Released Jan. 22nd on Swami Records
I’m a Swami devotee. In the past year I’ve seen The Night Marchers live 6 times (as well as Hot Snakes and Rocket from the Crypt twice each…yes, I’m bragging). So it was with great anticipation that I awaited the release of their second studio album, Allez! Allez!, back in January. Once again, John “Swami”/”Speedo” Reis doesn’t disappoint. In fact, I like this album more than their debut, 2008’s See You in Magic, though the two are very sonically similar. That’s likely because Allez! Allez! was actually recorded 4 years ago, back in January ’09. I don’t know the reason for the delay…The Night Marchers were Reis’ only active group for a few years there, so it seems they could’ve released this album sooner. It’s possible they wanted to wait until they could tour on it, and though Reis’ plate is even fuller now (the last 2 years have seen reunion tours of the aforementioned Hot Snakes and Rocket from the Crypt) they’re certainly hitting the road with enthusiasm (again, 6 shows in a year, and those were just the southern California stops). Perhaps they’re making up for lost time; when I saw them last Halloween, Reis mentioned it was their first show in 4 or 5 years.
With the long gap between recording and release, it’s not surprising that a few of these tunes are familiar to fans. “Thar She Blows” and “All Hits” were released together as a single in 2011, and album closer “Fisting the Fan Base” was an early number in the band’s setlist back in ’07/’08. They’re all kickass rock-&-rollers, and join other fiery numbers like “Tropical Depression”, “Loud, Dumb & Mean”, and “(Wasting Away In) Javalinaville” as huge hits in some alternate dimension where everyone has good musical taste.

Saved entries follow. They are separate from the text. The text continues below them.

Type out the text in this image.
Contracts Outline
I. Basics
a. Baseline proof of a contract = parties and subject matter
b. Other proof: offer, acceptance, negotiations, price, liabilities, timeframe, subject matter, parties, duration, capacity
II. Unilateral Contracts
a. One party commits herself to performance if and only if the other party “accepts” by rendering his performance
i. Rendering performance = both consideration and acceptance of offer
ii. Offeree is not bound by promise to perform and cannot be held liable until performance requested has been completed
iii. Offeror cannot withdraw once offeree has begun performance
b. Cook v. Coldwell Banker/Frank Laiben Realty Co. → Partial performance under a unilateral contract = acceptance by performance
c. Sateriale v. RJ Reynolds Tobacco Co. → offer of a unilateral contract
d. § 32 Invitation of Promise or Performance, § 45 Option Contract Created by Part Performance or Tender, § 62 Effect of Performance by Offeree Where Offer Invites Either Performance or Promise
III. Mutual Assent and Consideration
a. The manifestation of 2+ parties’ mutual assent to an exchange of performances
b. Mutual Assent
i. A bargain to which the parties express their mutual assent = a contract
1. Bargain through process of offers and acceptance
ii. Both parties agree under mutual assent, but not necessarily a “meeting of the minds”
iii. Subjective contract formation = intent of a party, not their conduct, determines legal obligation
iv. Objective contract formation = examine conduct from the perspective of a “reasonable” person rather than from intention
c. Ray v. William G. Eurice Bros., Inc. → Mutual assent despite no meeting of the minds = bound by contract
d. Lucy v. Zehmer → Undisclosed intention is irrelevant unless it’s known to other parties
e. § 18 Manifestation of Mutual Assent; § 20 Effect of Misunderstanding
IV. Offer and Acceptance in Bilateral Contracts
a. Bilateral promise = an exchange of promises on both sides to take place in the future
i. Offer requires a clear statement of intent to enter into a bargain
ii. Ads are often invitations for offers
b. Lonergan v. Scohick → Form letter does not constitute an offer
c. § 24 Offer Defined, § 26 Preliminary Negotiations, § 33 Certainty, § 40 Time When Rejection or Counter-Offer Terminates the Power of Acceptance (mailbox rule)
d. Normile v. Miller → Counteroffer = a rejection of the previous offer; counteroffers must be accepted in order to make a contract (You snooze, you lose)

There are a few spots where the band reigns it in a bit, like the aching-heart “Pain” and slow burner “Roll On”, that help balance the mood before the more explosive numbers kick back in. There are also some musical flourishes in the form of Rocket-like horns in “Big in Germany” and “Roll On” and boot-stomping harmonica in “I Wear the Horns!!” that add interesting touches to the band’s palette.
Having established that the material is between 3 and 6 years old, you might be concerned that the live performance may be lacking. Let me put that worry to rest right now: Again, I’ve seen this band 6 times in the last 12 months, and each time has been amazing. I’ve never seen the Swami put on a bad show (I’ve seen him get the plug pulled halfway through the closing number, but never a lackluster performance). Whether it’s leading a conga line mid-song during a Halloween toga party at his Bar Pink, covering himself with stickers in LA, or dripping sweat at Alex’s or the Casbah, the man always gives 100% onstage. Gar Wood seems to have a permagrin whenever he’s playing, an expression of pure enjoyment. The rhythm section is reliably tight, bassist Tommy Kitsos assuming a zombie-like stance with a lolling of the head and rolling back of the eyes while Jason “Mystery Boy” Kourkounis adds the thud as he did on the first two Hot Snakes records. It’s a chemistry that comes of years-long friendship and collaboration, and it makes for an atmosphere where both the band and audience are undeniably having fun.
Fans of the Swami know that his name on an album is a mark of guaranteed quality, and Allez! Allez! is the latest in a long line of top-notch records from this most reliable of rock & roll gurus.